Daily Devotional Details

Date

If possible, so far as it depends on you, live peaceably with all. Beloved, never avenge yourselves, but leave it to the wrath of God, for it is written, “Vengeance is mine, I will repay, says the Lord.” Romans 12:18-19

What we are looking at today is critical for the peace of any person, any family, any school, any community, and any nation.

The wrath of God toward sin and sinners is clearly and widely taught in the Bible.
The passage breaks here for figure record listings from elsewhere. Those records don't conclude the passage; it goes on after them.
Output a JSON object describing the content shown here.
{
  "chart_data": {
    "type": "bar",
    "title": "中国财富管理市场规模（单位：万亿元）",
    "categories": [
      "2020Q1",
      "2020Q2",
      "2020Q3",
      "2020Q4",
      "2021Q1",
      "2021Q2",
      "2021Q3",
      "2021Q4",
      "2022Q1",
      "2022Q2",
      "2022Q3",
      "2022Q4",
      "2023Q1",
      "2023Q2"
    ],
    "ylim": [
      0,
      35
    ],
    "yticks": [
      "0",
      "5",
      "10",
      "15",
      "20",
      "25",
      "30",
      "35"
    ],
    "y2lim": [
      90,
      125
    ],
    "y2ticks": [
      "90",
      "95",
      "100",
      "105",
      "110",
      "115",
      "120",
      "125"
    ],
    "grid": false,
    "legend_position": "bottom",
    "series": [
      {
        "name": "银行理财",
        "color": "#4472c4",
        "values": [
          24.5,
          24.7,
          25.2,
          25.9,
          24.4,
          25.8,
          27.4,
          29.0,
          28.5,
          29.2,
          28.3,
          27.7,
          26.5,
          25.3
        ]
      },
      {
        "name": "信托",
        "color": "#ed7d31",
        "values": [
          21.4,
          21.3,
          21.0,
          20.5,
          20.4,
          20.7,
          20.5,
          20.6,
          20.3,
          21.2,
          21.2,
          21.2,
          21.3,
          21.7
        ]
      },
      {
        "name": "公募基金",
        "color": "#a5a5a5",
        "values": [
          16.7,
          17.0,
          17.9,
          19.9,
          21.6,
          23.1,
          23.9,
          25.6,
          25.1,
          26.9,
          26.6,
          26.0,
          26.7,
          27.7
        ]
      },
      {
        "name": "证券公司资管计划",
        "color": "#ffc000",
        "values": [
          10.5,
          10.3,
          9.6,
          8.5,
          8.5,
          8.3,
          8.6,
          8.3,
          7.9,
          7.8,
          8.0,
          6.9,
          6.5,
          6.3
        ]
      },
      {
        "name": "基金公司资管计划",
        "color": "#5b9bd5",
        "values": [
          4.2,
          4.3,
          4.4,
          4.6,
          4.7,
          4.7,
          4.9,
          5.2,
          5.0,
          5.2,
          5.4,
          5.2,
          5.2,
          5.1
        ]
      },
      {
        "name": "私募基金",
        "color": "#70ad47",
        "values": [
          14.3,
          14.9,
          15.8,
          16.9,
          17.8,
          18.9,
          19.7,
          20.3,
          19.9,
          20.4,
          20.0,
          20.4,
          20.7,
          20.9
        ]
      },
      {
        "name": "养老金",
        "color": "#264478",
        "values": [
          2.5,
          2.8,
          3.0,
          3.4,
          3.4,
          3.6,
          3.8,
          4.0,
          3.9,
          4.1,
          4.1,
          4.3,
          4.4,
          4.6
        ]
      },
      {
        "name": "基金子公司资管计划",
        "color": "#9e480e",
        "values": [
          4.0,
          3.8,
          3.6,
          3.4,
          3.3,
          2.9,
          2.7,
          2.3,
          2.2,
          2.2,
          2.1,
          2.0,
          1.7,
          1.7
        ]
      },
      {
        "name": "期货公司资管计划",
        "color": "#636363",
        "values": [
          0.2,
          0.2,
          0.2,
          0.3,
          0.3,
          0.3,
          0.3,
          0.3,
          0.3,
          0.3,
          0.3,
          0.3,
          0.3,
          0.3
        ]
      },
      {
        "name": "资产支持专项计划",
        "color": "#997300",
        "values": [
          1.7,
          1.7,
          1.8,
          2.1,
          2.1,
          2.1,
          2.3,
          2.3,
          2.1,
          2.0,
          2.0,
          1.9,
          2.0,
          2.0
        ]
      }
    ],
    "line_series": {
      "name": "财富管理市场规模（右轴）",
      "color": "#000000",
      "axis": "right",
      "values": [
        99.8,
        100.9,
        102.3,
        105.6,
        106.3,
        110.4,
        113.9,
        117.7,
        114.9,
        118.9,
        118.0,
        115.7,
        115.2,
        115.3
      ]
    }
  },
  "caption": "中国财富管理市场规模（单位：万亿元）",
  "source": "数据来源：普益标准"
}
This truth is so interwoven with our hope of peace that if we lose our grasp on one, we lose our hope of the other.

In his book The Cross of Christ, J. I. Packer defines the wrath of God as “His steady, unrelenting, unremitting, uncompromising antagonism to evil in all its forms and manifestations.” He adds in his book Knowing God that “[it is] God’s resolute action in punishing sin.”

The anger of God is not like our anger. When we speak about the wrath of God, remember that it is the wrath of God, so that everything we know about God—He is just, He is love, and He is good—needs to be poured into our understanding of His wrath.

The words anger and wrath make us think about our own experience of these things. You may have suffered because of someone who is habitually angry, a person who loses his temper, sees red, flies into a rage, blows a fuse. Our anger can often be unpredictable, it can be petty, and it can be disproportionate. None of these things are true of the anger of God. God’s wrath is the just and measured response of His holiness toward evil.

Have you suffered under someone’s unpredictable, petty, or disproportionate anger? Thank God that His anger is not like that.